As lifestyle continues to change at varying rates between and even within, countries must look to prepare themselves for the health impact of NCDs. Unfortunately, it may be outside financial reach to install effective prevention efforts that combat the effects of lifestyle changes. However, work could be done to leverage the existing healthcare networks—targeting clinician and patient education—to help curve the long-term effects of NCDs.

Jasmine joined Loyola University’s Master of Health Program with a BS in Economics from Iowa State University and MA in International Relations from the University of Chicago.

Learn more about Jasmine’s capstone experience.

Why did you choose to pursue an MPH? 
My desire to pursue an MPH and specialize in Epidemiology was organic in nature. I was brought to the University of Chicago for a few reasons that have remained unchanged throughout my academic career at Loyola: I am fascinated by economic development, and its intersection with other facets of society (e.g., education, health, gender, culture); I have a passion for enhancing my surroundings in a holistic manner; I love learning and engaging in both sides of an argument. I felt that an MPH at Loyola would allow me to grow in all of these areas.
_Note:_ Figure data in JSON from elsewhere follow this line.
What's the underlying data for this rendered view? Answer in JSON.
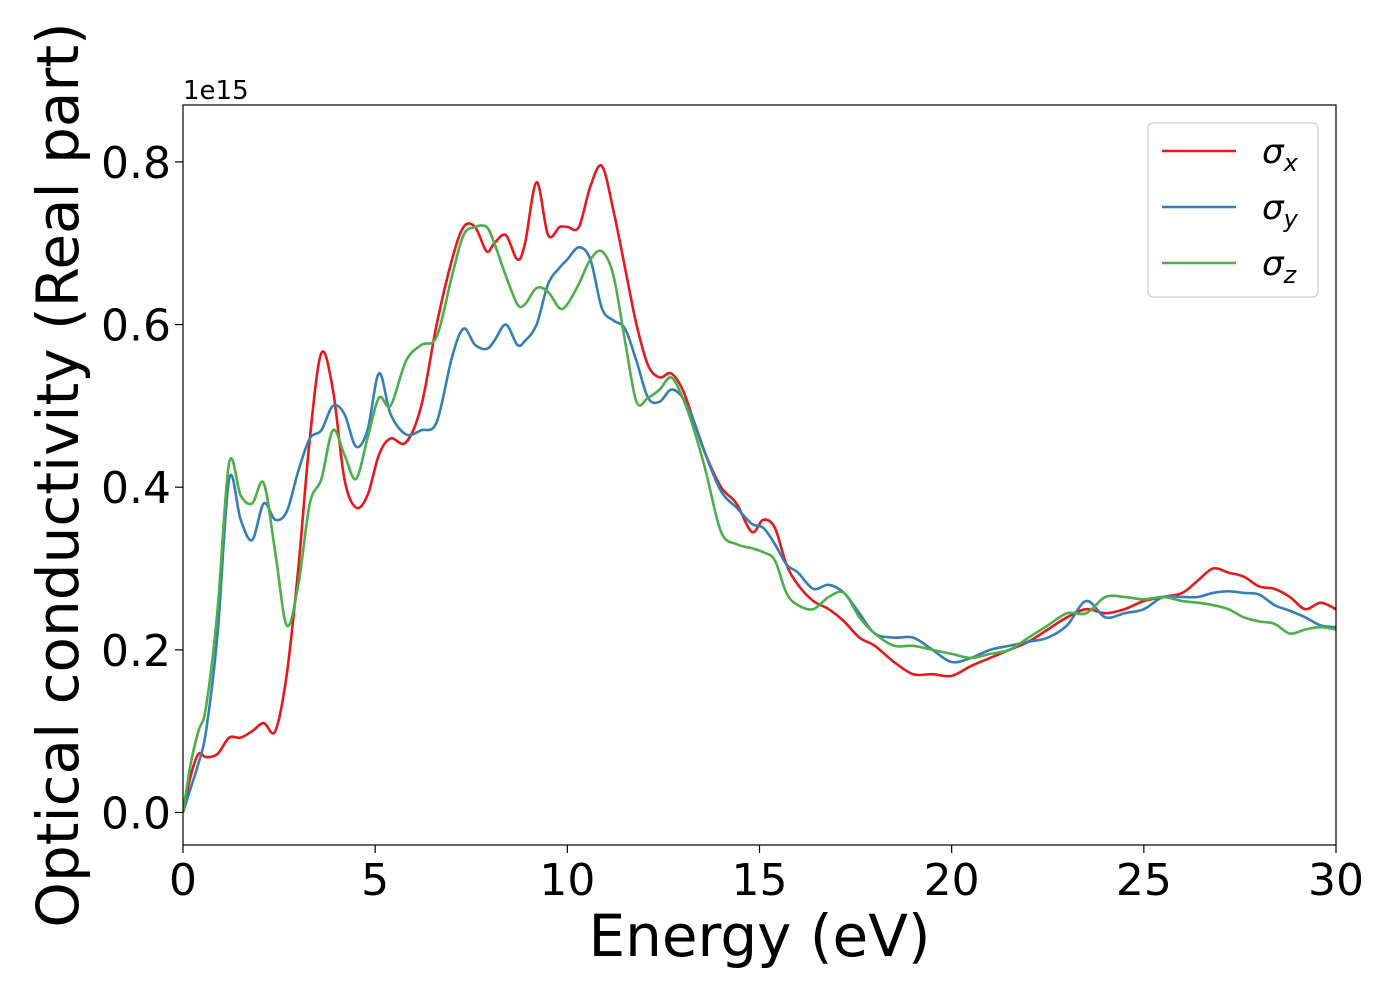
{
  "chart_data": {
    "type": "line",
    "title": "",
    "xlabel": "Energy (eV)",
    "ylabel": "Optical conductivity (Real part)",
    "y_offset_label": "1e15",
    "xlim": [
      0,
      30
    ],
    "ylim": [
      -0.04,
      0.87
    ],
    "x_ticks": [
      0,
      5,
      10,
      15,
      20,
      25,
      30
    ],
    "y_ticks": [
      0.0,
      0.2,
      0.4,
      0.6,
      0.8
    ],
    "x_tick_labels": [
      "0",
      "5",
      "10",
      "15",
      "20",
      "25",
      "30"
    ],
    "y_tick_labels": [
      "0.0",
      "0.2",
      "0.4",
      "0.6",
      "0.8"
    ],
    "grid": false,
    "legend_position": "top-right",
    "series": [
      {
        "name": "σx",
        "legend_base": "σ",
        "legend_sub": "x",
        "color": "#e41a1c",
        "x": [
          0,
          0.2,
          0.4,
          0.6,
          0.9,
          1.2,
          1.5,
          1.8,
          2.1,
          2.4,
          2.7,
          3.0,
          3.3,
          3.6,
          3.9,
          4.2,
          4.5,
          4.8,
          5.1,
          5.4,
          5.8,
          6.2,
          6.6,
          7.0,
          7.3,
          7.6,
          7.9,
          8.1,
          8.4,
          8.7,
          8.9,
          9.2,
          9.5,
          9.8,
          10.0,
          10.3,
          10.6,
          10.9,
          11.2,
          11.5,
          11.8,
          12.1,
          12.4,
          12.7,
          13.0,
          13.3,
          13.6,
          14.0,
          14.4,
          14.8,
          15.1,
          15.4,
          15.7,
          16.0,
          16.4,
          16.8,
          17.2,
          17.6,
          18.0,
          18.5,
          19.0,
          19.5,
          20.0,
          20.5,
          21.0,
          21.5,
          22.0,
          22.5,
          23.0,
          23.5,
          24.0,
          24.5,
          25.0,
          25.5,
          26.0,
          26.4,
          26.8,
          27.2,
          27.6,
          28.0,
          28.4,
          28.8,
          29.2,
          29.6,
          30.0
        ],
        "y": [
          0.0,
          0.045,
          0.072,
          0.068,
          0.072,
          0.092,
          0.092,
          0.1,
          0.11,
          0.1,
          0.17,
          0.3,
          0.46,
          0.565,
          0.52,
          0.41,
          0.375,
          0.39,
          0.44,
          0.46,
          0.455,
          0.5,
          0.6,
          0.68,
          0.72,
          0.72,
          0.69,
          0.7,
          0.71,
          0.68,
          0.7,
          0.775,
          0.71,
          0.72,
          0.72,
          0.72,
          0.77,
          0.795,
          0.74,
          0.67,
          0.6,
          0.55,
          0.535,
          0.54,
          0.52,
          0.48,
          0.44,
          0.4,
          0.38,
          0.345,
          0.36,
          0.35,
          0.305,
          0.28,
          0.26,
          0.25,
          0.235,
          0.215,
          0.205,
          0.185,
          0.17,
          0.17,
          0.168,
          0.18,
          0.19,
          0.2,
          0.21,
          0.225,
          0.24,
          0.25,
          0.245,
          0.25,
          0.26,
          0.265,
          0.27,
          0.285,
          0.3,
          0.295,
          0.29,
          0.278,
          0.275,
          0.265,
          0.25,
          0.258,
          0.25
        ]
      },
      {
        "name": "σy",
        "legend_base": "σ",
        "legend_sub": "y",
        "color": "#377eb8",
        "x": [
          0,
          0.2,
          0.4,
          0.6,
          0.9,
          1.2,
          1.5,
          1.8,
          2.1,
          2.4,
          2.7,
          3.0,
          3.3,
          3.6,
          3.9,
          4.2,
          4.5,
          4.8,
          5.1,
          5.4,
          5.8,
          6.2,
          6.6,
          7.0,
          7.3,
          7.6,
          7.9,
          8.1,
          8.4,
          8.7,
          8.9,
          9.2,
          9.5,
          9.8,
          10.0,
          10.3,
          10.6,
          10.9,
          11.2,
          11.5,
          11.8,
          12.1,
          12.4,
          12.7,
          13.0,
          13.3,
          13.6,
          14.0,
          14.4,
          14.8,
          15.1,
          15.4,
          15.7,
          16.0,
          16.4,
          16.8,
          17.2,
          17.6,
          18.0,
          18.5,
          19.0,
          19.5,
          20.0,
          20.5,
          21.0,
          21.5,
          22.0,
          22.5,
          23.0,
          23.5,
          24.0,
          24.5,
          25.0,
          25.5,
          26.0,
          26.4,
          26.8,
          27.2,
          27.6,
          28.0,
          28.4,
          28.8,
          29.2,
          29.6,
          30.0
        ],
        "y": [
          0.0,
          0.03,
          0.06,
          0.1,
          0.22,
          0.41,
          0.36,
          0.335,
          0.38,
          0.36,
          0.37,
          0.42,
          0.46,
          0.47,
          0.5,
          0.49,
          0.45,
          0.47,
          0.54,
          0.49,
          0.465,
          0.47,
          0.48,
          0.56,
          0.595,
          0.575,
          0.57,
          0.58,
          0.6,
          0.575,
          0.58,
          0.6,
          0.65,
          0.67,
          0.68,
          0.695,
          0.68,
          0.62,
          0.605,
          0.595,
          0.555,
          0.51,
          0.505,
          0.52,
          0.51,
          0.48,
          0.44,
          0.395,
          0.375,
          0.355,
          0.35,
          0.33,
          0.305,
          0.295,
          0.275,
          0.28,
          0.27,
          0.245,
          0.22,
          0.215,
          0.215,
          0.2,
          0.185,
          0.19,
          0.2,
          0.205,
          0.21,
          0.215,
          0.23,
          0.26,
          0.24,
          0.245,
          0.25,
          0.265,
          0.265,
          0.265,
          0.27,
          0.272,
          0.27,
          0.268,
          0.255,
          0.248,
          0.24,
          0.23,
          0.228
        ]
      },
      {
        "name": "σz",
        "legend_base": "σ",
        "legend_sub": "z",
        "color": "#4daf4a",
        "x": [
          0,
          0.2,
          0.4,
          0.6,
          0.9,
          1.2,
          1.5,
          1.8,
          2.1,
          2.4,
          2.7,
          3.0,
          3.3,
          3.6,
          3.9,
          4.2,
          4.5,
          4.8,
          5.1,
          5.4,
          5.8,
          6.2,
          6.6,
          7.0,
          7.3,
          7.6,
          7.9,
          8.1,
          8.4,
          8.7,
          8.9,
          9.2,
          9.5,
          9.8,
          10.0,
          10.3,
          10.6,
          10.9,
          11.2,
          11.5,
          11.8,
          12.1,
          12.4,
          12.7,
          13.0,
          13.3,
          13.6,
          14.0,
          14.4,
          14.8,
          15.1,
          15.4,
          15.7,
          16.0,
          16.4,
          16.8,
          17.2,
          17.6,
          18.0,
          18.5,
          19.0,
          19.5,
          20.0,
          20.5,
          21.0,
          21.5,
          22.0,
          22.5,
          23.0,
          23.5,
          24.0,
          24.5,
          25.0,
          25.5,
          26.0,
          26.4,
          26.8,
          27.2,
          27.6,
          28.0,
          28.4,
          28.8,
          29.2,
          29.6,
          30.0
        ],
        "y": [
          0.0,
          0.06,
          0.1,
          0.13,
          0.25,
          0.43,
          0.39,
          0.38,
          0.405,
          0.32,
          0.23,
          0.28,
          0.38,
          0.41,
          0.47,
          0.44,
          0.41,
          0.46,
          0.51,
          0.5,
          0.555,
          0.575,
          0.585,
          0.66,
          0.71,
          0.72,
          0.72,
          0.7,
          0.66,
          0.625,
          0.625,
          0.645,
          0.64,
          0.62,
          0.625,
          0.65,
          0.68,
          0.69,
          0.66,
          0.58,
          0.505,
          0.51,
          0.52,
          0.535,
          0.51,
          0.47,
          0.42,
          0.345,
          0.33,
          0.325,
          0.32,
          0.31,
          0.27,
          0.255,
          0.25,
          0.265,
          0.27,
          0.24,
          0.22,
          0.205,
          0.205,
          0.2,
          0.195,
          0.19,
          0.195,
          0.2,
          0.215,
          0.23,
          0.245,
          0.245,
          0.265,
          0.265,
          0.262,
          0.265,
          0.26,
          0.258,
          0.255,
          0.25,
          0.24,
          0.235,
          0.232,
          0.22,
          0.225,
          0.228,
          0.225
        ]
      }
    ]
  }
}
What led you to your topic? 
Lifestyle and type II diabetes among women in sub-Saharan Africa was the focus of my MA thesis back in 2011, shortly after Imperial College London completed and published findings from their 30-year-long project to track diabetes rates globally. What they found was a stark increase in the prevalence of type II diabetes, particularly in countries in sub-Saharan Africa and the Pacific Islands. Before I even began studying public health, I became obsessed with understanding the social, economic, and cultural forces at play in these low-and-middle-income countries that are influencing the increase in NCD prevalence. After I completed my MA thesis in 2012, I presented my observations at African Studies conferences at Michigan State University Stanford University. At both conferences, people encouraged me to continue pursuing this topic and to look at everything from a public health lens. The transformation of this project has been an interesting challenge that I have come to greatly appreciate.
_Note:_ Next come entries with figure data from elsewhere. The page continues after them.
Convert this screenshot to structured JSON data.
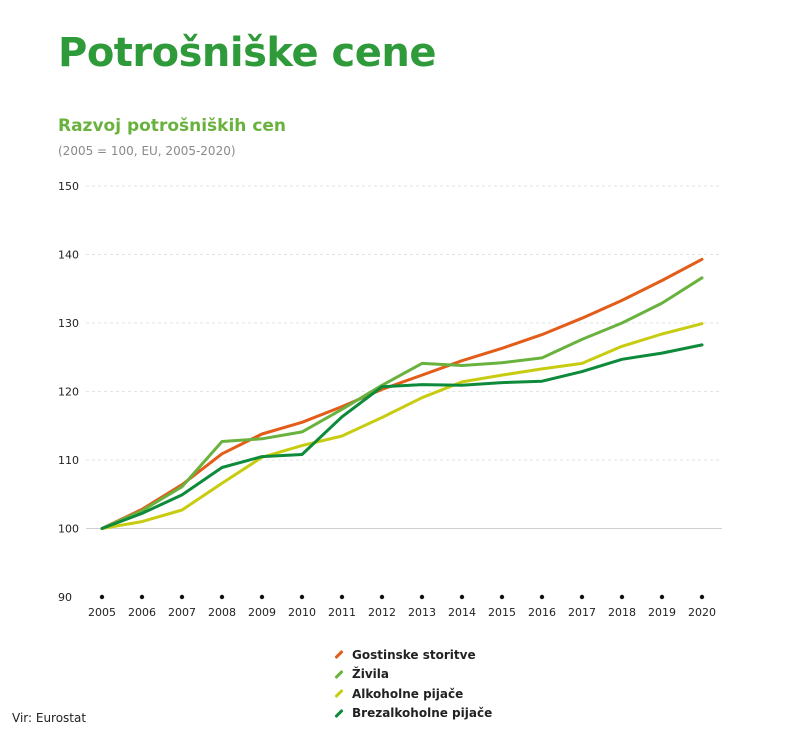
{
  "page": {
    "title": "Potrošniške cene",
    "source": "Vir: Eurostat"
  },
  "chart_data": {
    "type": "line",
    "title": "Razvoj potrošniških cen",
    "subtitle": "(2005 = 100, EU, 2005-2020)",
    "xlabel": "",
    "ylabel": "",
    "x": [
      "2005",
      "2006",
      "2007",
      "2008",
      "2009",
      "2010",
      "2011",
      "2012",
      "2013",
      "2014",
      "2015",
      "2016",
      "2017",
      "2018",
      "2019",
      "2020"
    ],
    "ylim": [
      90,
      150
    ],
    "yticks": [
      90,
      100,
      110,
      120,
      130,
      140,
      150
    ],
    "grid": true,
    "legend_position": "bottom-center",
    "series": [
      {
        "name": "Gostinske storitve",
        "color": "#e35c1a",
        "values": [
          100,
          102.8,
          106.4,
          110.9,
          113.8,
          115.5,
          117.8,
          120.3,
          122.4,
          124.5,
          126.3,
          128.3,
          130.7,
          133.3,
          136.2,
          139.3
        ]
      },
      {
        "name": "Živila",
        "color": "#6ab23e",
        "values": [
          100,
          102.6,
          106.1,
          112.7,
          113.1,
          114.1,
          117.4,
          120.9,
          124.1,
          123.8,
          124.2,
          124.9,
          127.6,
          130.0,
          132.9,
          136.6
        ]
      },
      {
        "name": "Alkoholne pijače",
        "color": "#c8cc10",
        "values": [
          100,
          101.0,
          102.7,
          106.6,
          110.4,
          112.1,
          113.5,
          116.2,
          119.1,
          121.4,
          122.4,
          123.3,
          124.1,
          126.6,
          128.4,
          129.9
        ]
      },
      {
        "name": "Brezalkoholne pijače",
        "color": "#0d8a3a",
        "values": [
          100,
          102.2,
          104.9,
          108.9,
          110.5,
          110.8,
          116.3,
          120.7,
          121.0,
          120.9,
          121.3,
          121.5,
          122.9,
          124.7,
          125.6,
          126.8
        ]
      }
    ]
  }
}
What personal skills helped you the most in completing your project? 
Time management! I spread out my capstone over two semesters which allowed me to do most of the background during the first semester, and then run the data (and rerun, and rerun, and RERUN the data...) during the second semester. Over the duration of my project, I also worked full-time (sometimes on weekends), completed 2-3 other courses, and started planning my wedding! Time management and an open dialog with my faculty advisers were key to completing this project. I also think that a genuine interest in the topic helped quite a bit.

A student’s Capstone project is a professional presentation, which demonstrates his/her ability to apply the program learning to a specific public health topic. Selected by the student, the project reflects a culmination of the course curriculum, field experience and independent study. This experience helps students explore their academic passions while preparing them for a competitive job market.